1×3 Matrix{Float64}:
 7.2874e-7  0.999994  0.00232189

The output shows the first order and total order of variations in different input parameters.

28.4.6 Automatic Differentiation

By applying the chain rule repeatedly on elementary operations of computer calculations, automatic differentiation can be applied to measure impacts of small differences. More details in Chapter 16 on automatic differentiation.

28.4.7 Scenario Analyses

Scenarios can be generated following scenario generation methodologies to evaluate impacts. More details in Chapter 26 on scenario generation.

When scenarios are generated to evaluate sensitivities, one may need to take the following into consideration.

Reverse stress testing. Reverse stress testing in scenario analysis involves identifying extreme scenarios that could potentially lead to catastrophic outcomes for a financial institution or a system. Unlike traditional sensitivity testing to simulate the impact of adverse events on the system, reverse stress testing starts with a catastrophic outcome and works backwards to determine the combination of events or circumstances that could lead to such an outcome.

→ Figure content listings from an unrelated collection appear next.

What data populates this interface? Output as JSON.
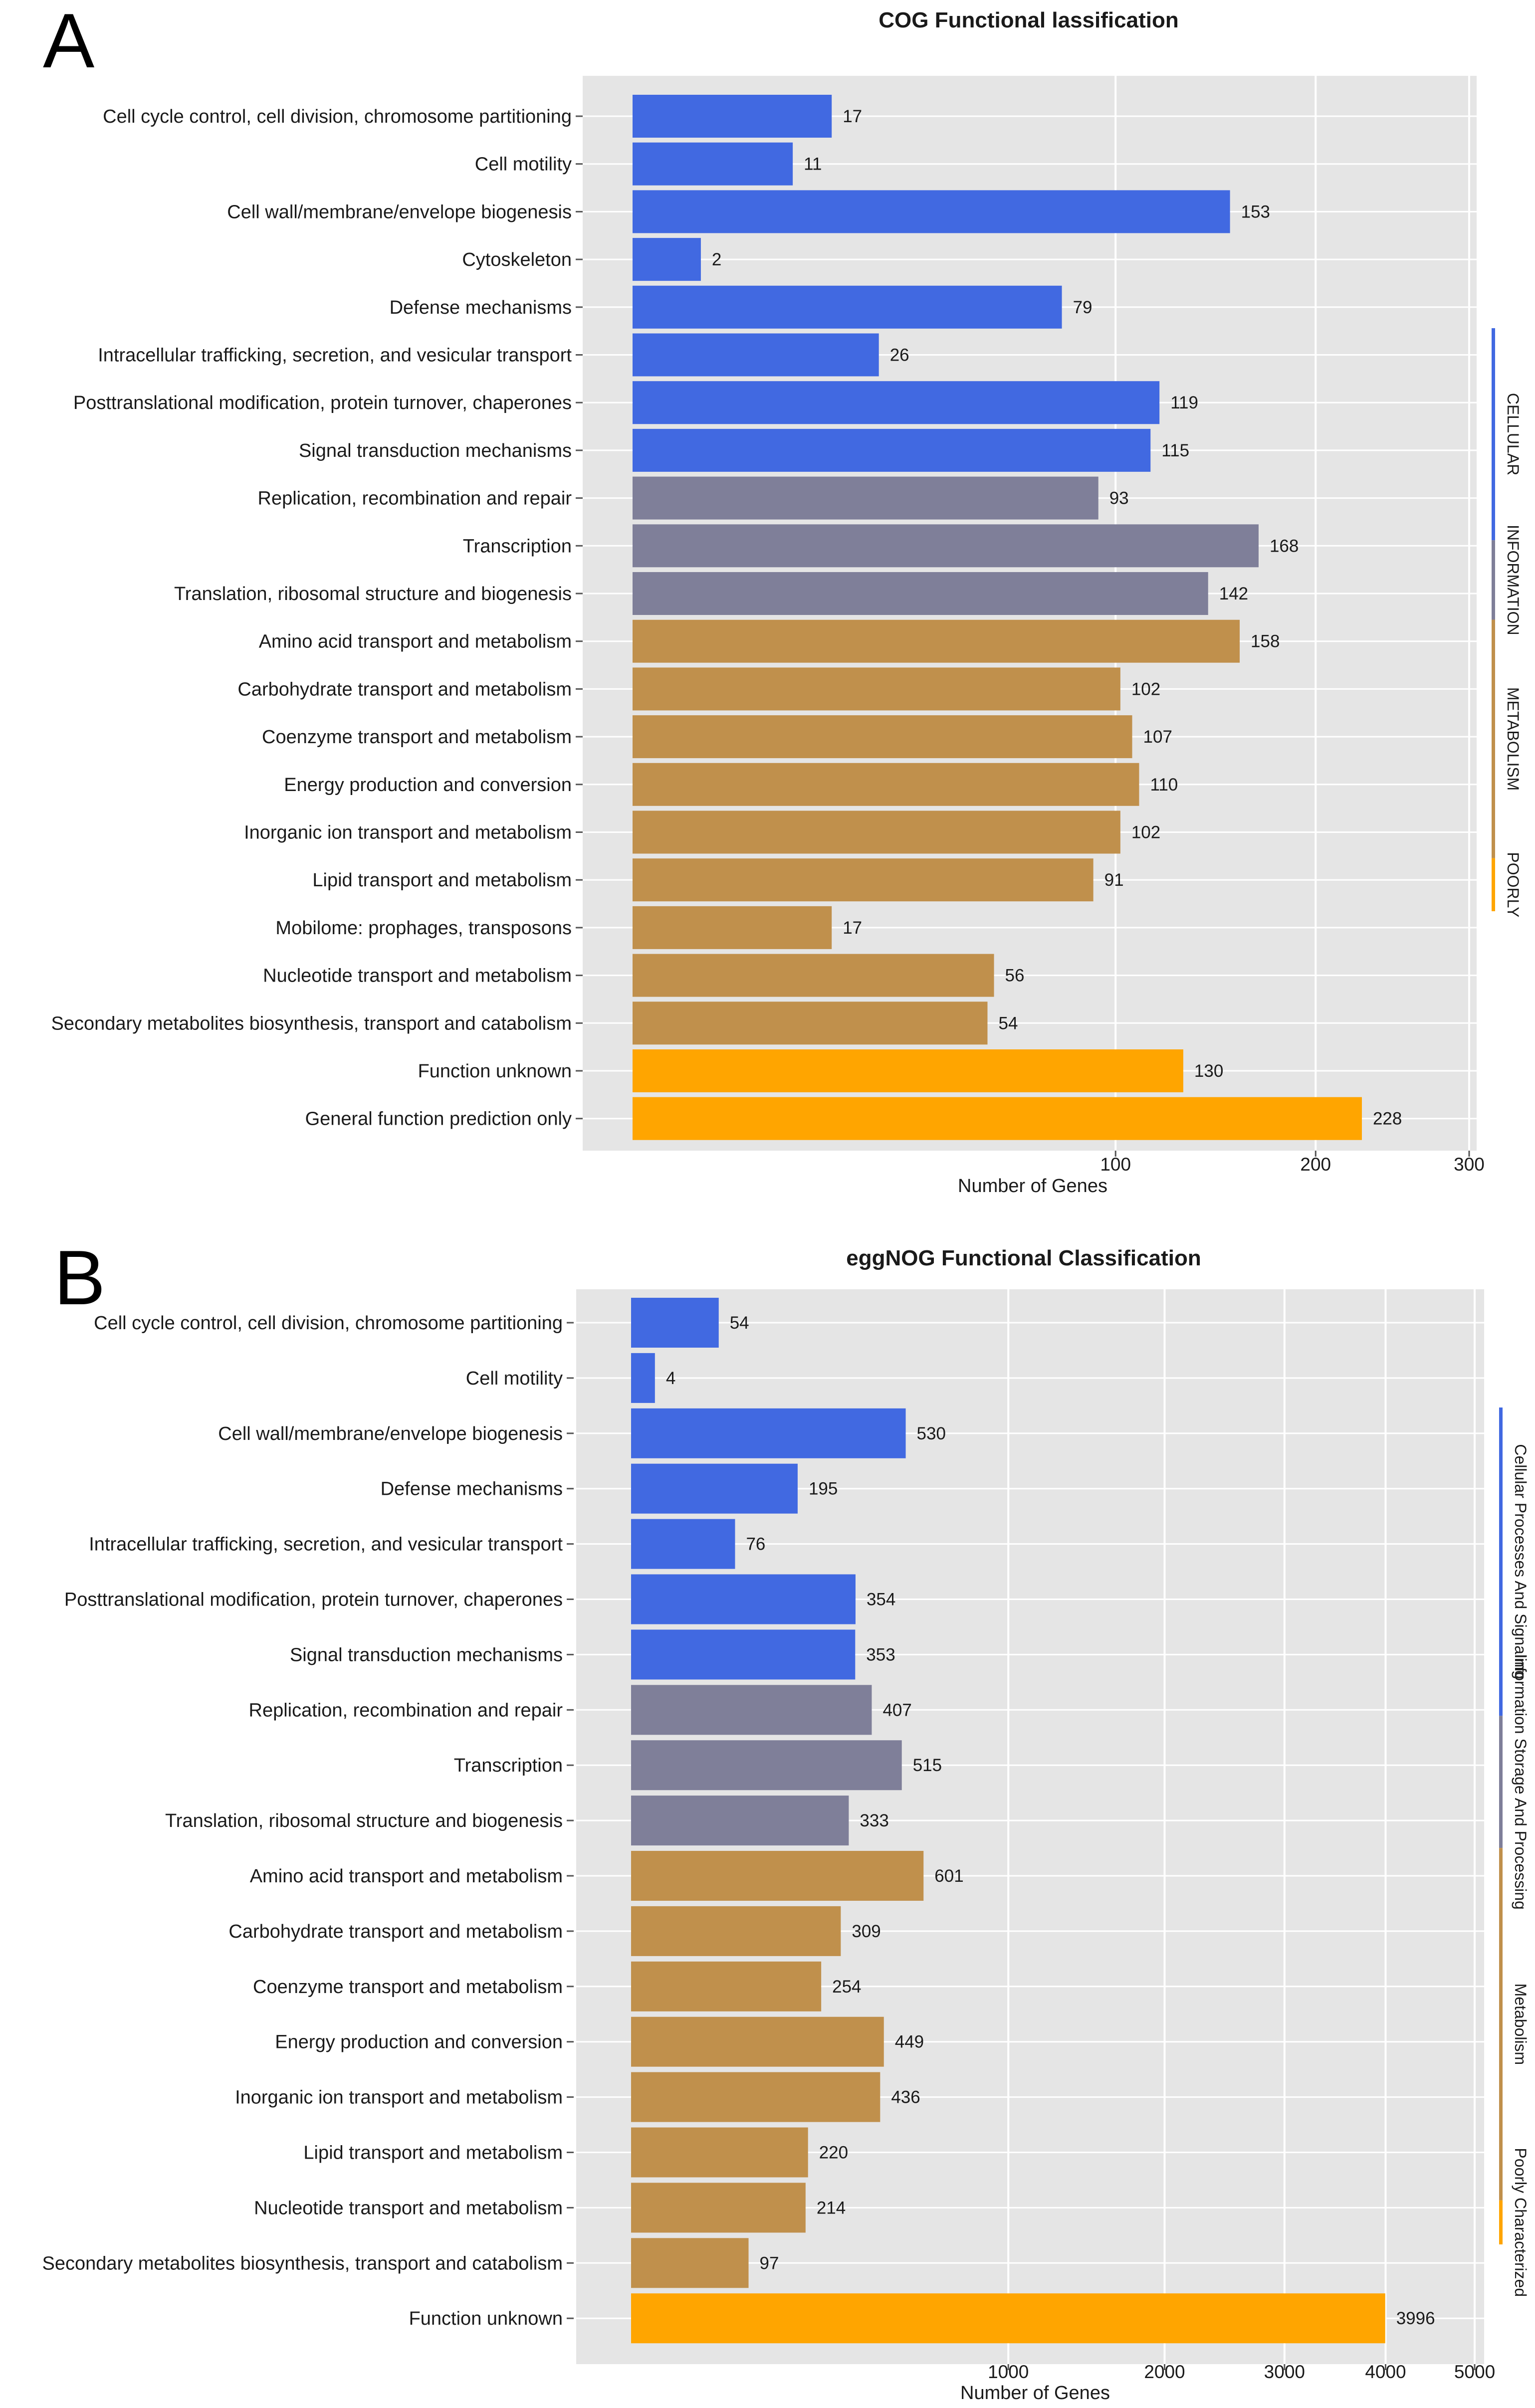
{
  "panels": {
    "a": {
      "letter": "A"
    },
    "b": {
      "letter": "B"
    }
  },
  "colors": {
    "cellular": "#4169e1",
    "information": "#7f7f99",
    "metabolism": "#c0904c",
    "poorly": "#ffa500",
    "panel_bg": "#e5e5e5",
    "grid": "#ffffff"
  },
  "chart_data": [
    {
      "type": "bar",
      "orientation": "horizontal",
      "title": "COG  Functional lassification",
      "xlabel": "Number of Genes",
      "ylabel": "",
      "x_scale": "sqrt",
      "xlim": [
        0,
        300
      ],
      "xticks": [
        100,
        200,
        300
      ],
      "xtick_labels": [
        "100",
        "200",
        "300"
      ],
      "categories": [
        "Cell cycle control, cell division, chromosome partitioning",
        "Cell motility",
        "Cell wall/membrane/envelope biogenesis",
        "Cytoskeleton",
        "Defense mechanisms",
        "Intracellular trafficking, secretion, and vesicular transport",
        "Posttranslational modification, protein turnover, chaperones",
        "Signal transduction mechanisms",
        "Replication, recombination and repair",
        "Transcription",
        "Translation, ribosomal structure and biogenesis",
        "Amino acid transport and metabolism",
        "Carbohydrate transport and metabolism",
        "Coenzyme transport and metabolism",
        "Energy production and conversion",
        "Inorganic ion transport and metabolism",
        "Lipid transport and metabolism",
        "Mobilome: prophages, transposons",
        "Nucleotide transport and metabolism",
        "Secondary metabolites biosynthesis, transport and catabolism",
        "Function unknown",
        "General function prediction only"
      ],
      "values": [
        17,
        11,
        153,
        2,
        79,
        26,
        119,
        115,
        93,
        168,
        142,
        158,
        102,
        107,
        110,
        102,
        91,
        17,
        56,
        54,
        130,
        228
      ],
      "groups": [
        "cellular",
        "cellular",
        "cellular",
        "cellular",
        "cellular",
        "cellular",
        "cellular",
        "cellular",
        "information",
        "information",
        "information",
        "metabolism",
        "metabolism",
        "metabolism",
        "metabolism",
        "metabolism",
        "metabolism",
        "metabolism",
        "metabolism",
        "metabolism",
        "poorly",
        "poorly"
      ],
      "group_legend": [
        {
          "key": "cellular",
          "label": "CELLULAR"
        },
        {
          "key": "information",
          "label": "INFORMATION"
        },
        {
          "key": "metabolism",
          "label": "METABOLISM"
        },
        {
          "key": "poorly",
          "label": "POORLY"
        }
      ],
      "grid": true,
      "legend_position": "right"
    },
    {
      "type": "bar",
      "orientation": "horizontal",
      "title": "eggNOG Functional Classification",
      "xlabel": "Number of Genes",
      "ylabel": "",
      "x_scale": "sqrt",
      "xlim": [
        0,
        5000
      ],
      "xticks": [
        1000,
        2000,
        3000,
        4000,
        5000
      ],
      "xtick_labels": [
        "1000",
        "2000",
        "3000",
        "4000",
        "5000"
      ],
      "categories": [
        "Cell cycle control, cell division, chromosome partitioning",
        "Cell motility",
        "Cell wall/membrane/envelope biogenesis",
        "Defense mechanisms",
        "Intracellular trafficking, secretion, and vesicular transport",
        "Posttranslational modification, protein turnover, chaperones",
        "Signal transduction mechanisms",
        "Replication, recombination and repair",
        "Transcription",
        "Translation, ribosomal structure and biogenesis",
        "Amino acid transport and metabolism",
        "Carbohydrate transport and metabolism",
        "Coenzyme transport and metabolism",
        "Energy production and conversion",
        "Inorganic ion transport and metabolism",
        "Lipid transport and metabolism",
        "Nucleotide transport and metabolism",
        "Secondary metabolites biosynthesis, transport and catabolism",
        "Function unknown"
      ],
      "values": [
        54,
        4,
        530,
        195,
        76,
        354,
        353,
        407,
        515,
        333,
        601,
        309,
        254,
        449,
        436,
        220,
        214,
        97,
        3996
      ],
      "groups": [
        "cellular",
        "cellular",
        "cellular",
        "cellular",
        "cellular",
        "cellular",
        "cellular",
        "information",
        "information",
        "information",
        "metabolism",
        "metabolism",
        "metabolism",
        "metabolism",
        "metabolism",
        "metabolism",
        "metabolism",
        "metabolism",
        "poorly"
      ],
      "group_legend": [
        {
          "key": "cellular",
          "label": "Cellular Processes And Signaling"
        },
        {
          "key": "information",
          "label": "Information Storage And Processing"
        },
        {
          "key": "metabolism",
          "label": "Metabolism"
        },
        {
          "key": "poorly",
          "label": "Poorly Characterized"
        }
      ],
      "grid": true,
      "legend_position": "right"
    }
  ]
}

One typically follows these steps to do reverse stress testing. – Define a critical failure point (e.g., bankruptcy, system outage, regulatory breach). – Analyze the combinations of events or variables that could cause the failure. – Model the path from normal conditions to the adverse outcome.

Potential benefits that reverse stress testing could bring include: – Focusing on Vulnerabilities: Highlights specific scenarios to avoid at all costs. – Enhancing Resilience: Strengthens systems against extreme risks. – Regulatory Compliance: Often required in highly regulated industries like banking and energy.

Stylistic scenarios. Developing stylistic scenarios in scenario analysis involves creating narratives or storylines that describe plausible future states or situations. These scenarios are crafted to capture key uncertainties, trends, and factors that could significantly impact the organization, industry, or environment under study.
Backtesting against historical data. Backtesting in scenario analysis involves an iterative process of using past data to validate the effectiveness and accuracy of scenarios developed for forecasting future outcomes. Scenarios are first defined and applied on selective historical data, and refined after any discrepancies of scenario outcomes versus historical results are identified.

One typically follows these steps to do backtesting against historical data. – Define Scenarios: Establish hypothetical scenarios (e.g., market crashes, changes in interest rates, or operational disruptions), and ensure scenarios cover a range of possibilities, such as best-case, base-case, and worst-case scenarios. – Collect Historical Data: Gather relevant historical data for key variables (e.g., stock prices, interest rates, production metrics), and ensure data spans periods where similar events occurred in the past. – Model Scenario Impacts: Use historical data to simulate the impacts of the scenarios on key metrics or performance indicators. – Compare Results: Compare the modeled results of the scenarios with the actual historical outcomes, and assess how well the scenarios predict or explain the observed data. – Adjust and Refine: If the scenarios do not align with historical outcomes, refine the assumptions or parameters in the scenario models, and incorporate lessons learned from historical patterns to improve future scenario analyses.

Some considerations in incorporating historical data. – Data Quality: Ensure historical data is accurate, complete, and relevant to the scenarios being tested. – Model Limitations: Scenario models are based on assumptions that might not fully capture real-world complexities. – Overfitting: Avoid fine-tuning scenarios to perfectly match historical outcomes, as this reduces their applicability to future events. – Changing Dynamics: Historical events may not fully represent future possibilities due to changes in market conditions, regulations, or technology.